No text or specific details of the deal have been released, but President Trump stated that goods arriving from Vietnam will be tariffed at 20% unless they are products made elsewhere (including China) that are transshipping Vietnam. Transhipped products will be subject to a 40% tariff rate.
President Trump also said Vietnam will further open its market to imports of U.S. products. This presumably includes U.S. pork and pork variety meat, which currently face formidable obstacles in Vietnam.

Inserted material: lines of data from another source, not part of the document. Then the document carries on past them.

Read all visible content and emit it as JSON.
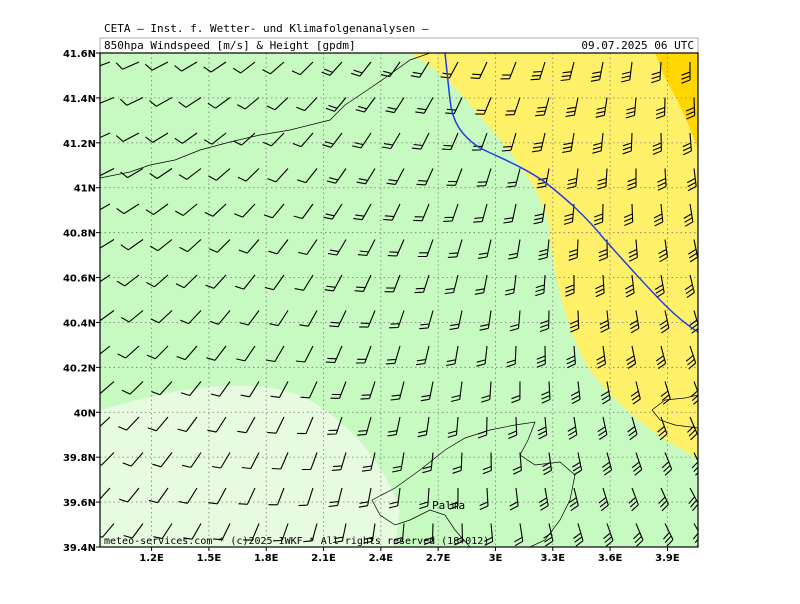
{
  "header": {
    "institute": "CETA — Inst. f. Wetter- und Klimafolgenanalysen —",
    "title": "850hpa Windspeed [m/s] & Height [gpdm]",
    "date": "09.07.2025 06 UTC"
  },
  "map": {
    "xlim": [
      0.93,
      4.06
    ],
    "ylim": [
      39.4,
      41.6
    ],
    "xticks": [
      {
        "value": 1.2,
        "label": "1.2E"
      },
      {
        "value": 1.5,
        "label": "1.5E"
      },
      {
        "value": 1.8,
        "label": "1.8E"
      },
      {
        "value": 2.1,
        "label": "2.1E"
      },
      {
        "value": 2.4,
        "label": "2.4E"
      },
      {
        "value": 2.7,
        "label": "2.7E"
      },
      {
        "value": 3,
        "label": "3E"
      },
      {
        "value": 3.3,
        "label": "3.3E"
      },
      {
        "value": 3.6,
        "label": "3.6E"
      },
      {
        "value": 3.9,
        "label": "3.9E"
      }
    ],
    "yticks": [
      {
        "value": 39.4,
        "label": "39.4N"
      },
      {
        "value": 39.6,
        "label": "39.6N"
      },
      {
        "value": 39.8,
        "label": "39.8N"
      },
      {
        "value": 40,
        "label": "40N"
      },
      {
        "value": 40.2,
        "label": "40.2N"
      },
      {
        "value": 40.4,
        "label": "40.4N"
      },
      {
        "value": 40.6,
        "label": "40.6N"
      },
      {
        "value": 40.8,
        "label": "40.8N"
      },
      {
        "value": 41,
        "label": "41N"
      },
      {
        "value": 41.2,
        "label": "41.2N"
      },
      {
        "value": 41.4,
        "label": "41.4N"
      },
      {
        "value": 41.6,
        "label": "41.6N"
      }
    ],
    "grid": true,
    "place_label": "Palma"
  },
  "footer": "meteo-services.com * (c)2025 IWKF * All rights reserved (18+012)"
}
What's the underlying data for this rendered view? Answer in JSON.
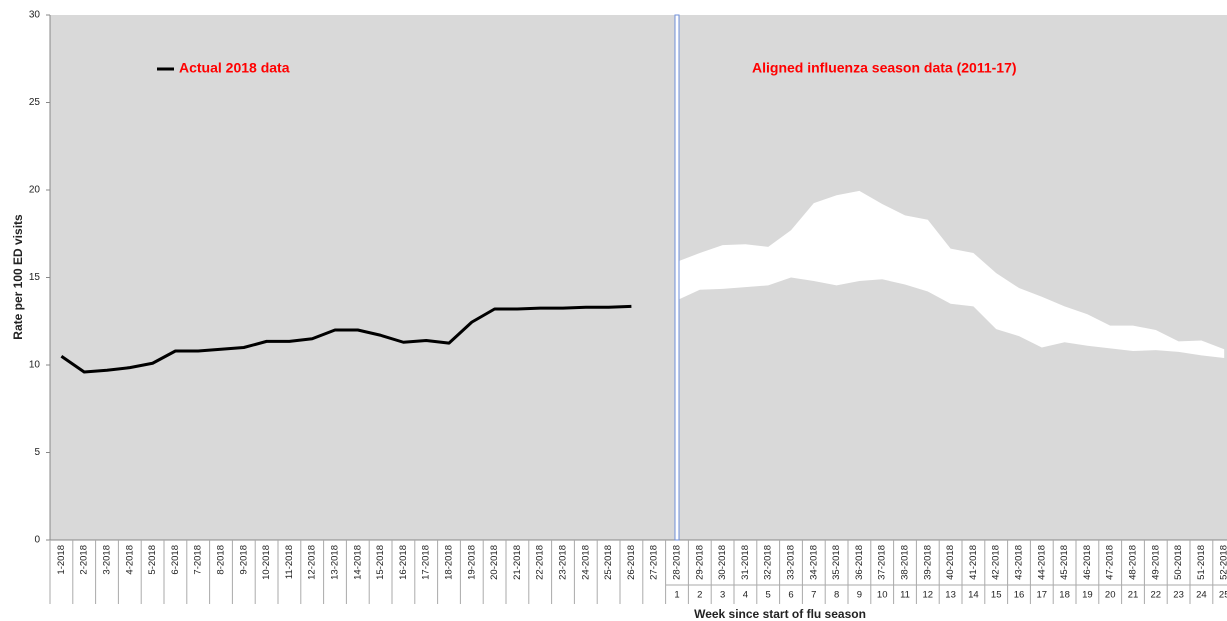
{
  "chart_data": {
    "type": "line",
    "y_label": "Rate per 100 ED visits",
    "x_label": "Week since start of flu season",
    "annotation": "Aligned influenza season data (2011-17)",
    "ylim": [
      0,
      30
    ],
    "yticks": [
      0,
      5,
      10,
      15,
      20,
      25,
      30
    ],
    "background": "#d9d9d9",
    "divider_color": "#6f8fd8",
    "categories": [
      "1-2018",
      "2-2018",
      "3-2018",
      "4-2018",
      "5-2018",
      "6-2018",
      "7-2018",
      "8-2018",
      "9-2018",
      "10-2018",
      "11-2018",
      "12-2018",
      "13-2018",
      "14-2018",
      "15-2018",
      "16-2018",
      "17-2018",
      "18-2018",
      "19-2018",
      "20-2018",
      "21-2018",
      "22-2018",
      "23-2018",
      "24-2018",
      "25-2018",
      "26-2018",
      "27-2018",
      "28-2018",
      "29-2018",
      "30-2018",
      "31-2018",
      "32-2018",
      "33-2018",
      "34-2018",
      "35-2018",
      "36-2018",
      "37-2018",
      "38-2018",
      "39-2018",
      "40-2018",
      "41-2018",
      "42-2018",
      "43-2018",
      "44-2018",
      "45-2018",
      "46-2018",
      "47-2018",
      "48-2018",
      "49-2018",
      "50-2018",
      "51-2018",
      "52-2018"
    ],
    "season_weeks": [
      null,
      null,
      null,
      null,
      null,
      null,
      null,
      null,
      null,
      null,
      null,
      null,
      null,
      null,
      null,
      null,
      null,
      null,
      null,
      null,
      null,
      null,
      null,
      null,
      null,
      null,
      null,
      1,
      2,
      3,
      4,
      5,
      6,
      7,
      8,
      9,
      10,
      11,
      12,
      13,
      14,
      15,
      16,
      17,
      18,
      19,
      20,
      21,
      22,
      23,
      24,
      25
    ],
    "series": [
      {
        "name": "Actual 2018 data",
        "color": "#000000",
        "values": [
          10.5,
          9.6,
          9.7,
          9.85,
          10.1,
          10.8,
          10.8,
          10.9,
          11.0,
          11.35,
          11.35,
          11.5,
          12.0,
          12.0,
          11.7,
          11.3,
          11.4,
          11.25,
          12.45,
          13.2,
          13.2,
          13.25,
          13.25,
          13.3,
          13.3,
          13.35,
          null,
          null,
          null,
          null,
          null,
          null,
          null,
          null,
          null,
          null,
          null,
          null,
          null,
          null,
          null,
          null,
          null,
          null,
          null,
          null,
          null,
          null,
          null,
          null,
          null,
          null
        ]
      }
    ],
    "band": {
      "color": "#ffffff",
      "high": [
        null,
        null,
        null,
        null,
        null,
        null,
        null,
        null,
        null,
        null,
        null,
        null,
        null,
        null,
        null,
        null,
        null,
        null,
        null,
        null,
        null,
        null,
        null,
        null,
        null,
        null,
        null,
        15.9,
        16.4,
        16.85,
        16.9,
        16.75,
        17.7,
        19.25,
        19.7,
        19.95,
        19.2,
        18.55,
        18.3,
        16.65,
        16.4,
        15.25,
        14.4,
        13.9,
        13.35,
        12.9,
        12.25,
        12.25,
        12.0,
        11.35,
        11.4,
        10.9
      ],
      "low": [
        null,
        null,
        null,
        null,
        null,
        null,
        null,
        null,
        null,
        null,
        null,
        null,
        null,
        null,
        null,
        null,
        null,
        null,
        null,
        null,
        null,
        null,
        null,
        null,
        null,
        null,
        null,
        13.7,
        14.3,
        14.35,
        14.45,
        14.55,
        15.0,
        14.8,
        14.55,
        14.8,
        14.9,
        14.6,
        14.2,
        13.5,
        13.35,
        12.05,
        11.65,
        11.0,
        11.3,
        11.1,
        10.95,
        10.8,
        10.85,
        10.75,
        10.55,
        10.4
      ]
    }
  }
}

In mid-2022, Vietnam temporarily reduced its most favored nation tariff rate on frozen pork from 15% to 10%, providing modest relief for U.S. pork. But even with this reduction, U.S. pork is still tariffed at a significantly higher rate than most suppliers. Vietnam’s imports from Russia – Vietnam’s largest single-country pork supplier – are duty-free, while pork from Canada and most other Comprehensive and Progressive Agreement for Trans-Pacific Partnership countries also enters Vietnam at zero duty. Frozen pork from the European Union is currently tariffed at 3.7% and will be phased to zero by 2027. U.S. pork variety meat faces a tariff of 8%, compared to zero for CPTPP suppliers and Russia, and just 3.2% for variety meat from the EU.